Table of Contents
Trial overview
The available clinical trial data for Sodium Iodide describe one interventional study in patients with anterior ST-elevation myocardial infarction (STEMI), which is a serious type of heart attack.[1] The study was a phase 3 trial and was completed after enrolling 2,351 participants.[1]
The trial title describes a randomized, double-blind, placebo-controlled, multicenter study of IV FDY-5301 in patients with myocardial infarction (STEMI).[1] The brief summary says the study aimed to assess the effect of FDY-5301 on cardiovascular mortality and heart failure events in subjects with an anterior STEMI undergoing pPCI.[1]
Who participated
The target population was patients with anterior ST-elevation myocardial infarction.[1] This means the trial focused on people having a severe heart attack affecting the front part of the heart.[1]

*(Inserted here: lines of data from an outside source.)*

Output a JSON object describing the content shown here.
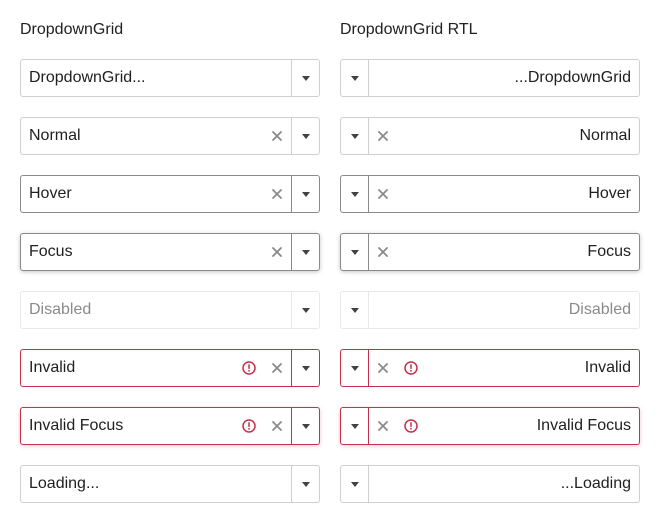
{
  "columns": {
    "ltr_title": "DropdownGrid",
    "rtl_title": "DropdownGrid RTL"
  },
  "rows": [
    {
      "state": "placeholder",
      "ltr_text": "DropdownGrid...",
      "rtl_text": "...DropdownGrid"
    },
    {
      "state": "normal",
      "ltr_text": "Normal",
      "rtl_text": "Normal"
    },
    {
      "state": "hover",
      "ltr_text": "Hover",
      "rtl_text": "Hover"
    },
    {
      "state": "focus",
      "ltr_text": "Focus",
      "rtl_text": "Focus"
    },
    {
      "state": "disabled",
      "ltr_text": "Disabled",
      "rtl_text": "Disabled"
    },
    {
      "state": "invalid",
      "ltr_text": "Invalid",
      "rtl_text": "Invalid"
    },
    {
      "state": "invalid-focus",
      "ltr_text": "Invalid Focus",
      "rtl_text": "Invalid Focus"
    },
    {
      "state": "loading",
      "ltr_text": "Loading...",
      "rtl_text": "...Loading"
    }
  ],
  "icons": {
    "dropdown": "chevron-down-icon",
    "clear": "close-icon",
    "error": "error-icon"
  },
  "colors": {
    "border": "#cfcfcf",
    "border_hover": "#8a8a8a",
    "invalid": "#c4314b",
    "text": "#212121",
    "muted": "#8a8a8a"
  }
}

The study specifically included subjects undergoing primary percutaneous coronary intervention (pPCI), which is an emergency procedure used to open a blocked heart artery.[1] This tells patients that the trial was not a general heart study, but one focused on urgent treatment after a major heart attack.[1]
Study design and phase
This was an interventional study, meaning the researchers gave a study treatment and compared outcomes between groups.[1] The design was randomized, double-blind, and placebo-controlled.[1]
Randomized means participants were assigned by chance to study groups.[1] Double-blind means neither the participants nor the study team knew who received the active treatment or the placebo during the study.[1] Placebo-controlled means the treatment was compared with a look-alike product that did not contain the active study medicine.[1]
The study was multicenter, so it was carried out at more than one site.[1] The intervention list names SODIUM IODIDE as an intravenous study drug and also describes a placebo product made to visually match the active injection.[1]
What the trial measured
The main endpoint was the proportion of subjects who had either cardiovascular mortality or a heart failure event through Month 12.[1] An endpoint is the main result the researchers use to judge the study.[1]
Cardiovascular mortality in this study included deaths from sudden presumed arrhythmia, thromboembolic cerebral vascular accident, pulmonary embolism, cardiac rupture, heart failure, recurrent myocardial infarction, or deaths due to procedures used to treat these events.[1] This is a broad measure of serious heart-related death after a heart attack.[1]
The study also tracked heart failure, which means the heart does not pump blood as well as it should.[1] Measuring these outcomes through Month 12 helps researchers see whether the treatment changes important long-term recovery results after STEMI.[1]
Key patient terms
Enrollment means the number of people who joined the trial, which was 2,351 in this study.[1] Completed means the study finished and the planned data collection was done.[1]
Intravenous use means the study treatment was given through a vein.[1] The trial data also show that the placebo was made to match a standard saline solution with Sodium Chloride and Water for Injection, so it looked similar to the active injection.[1]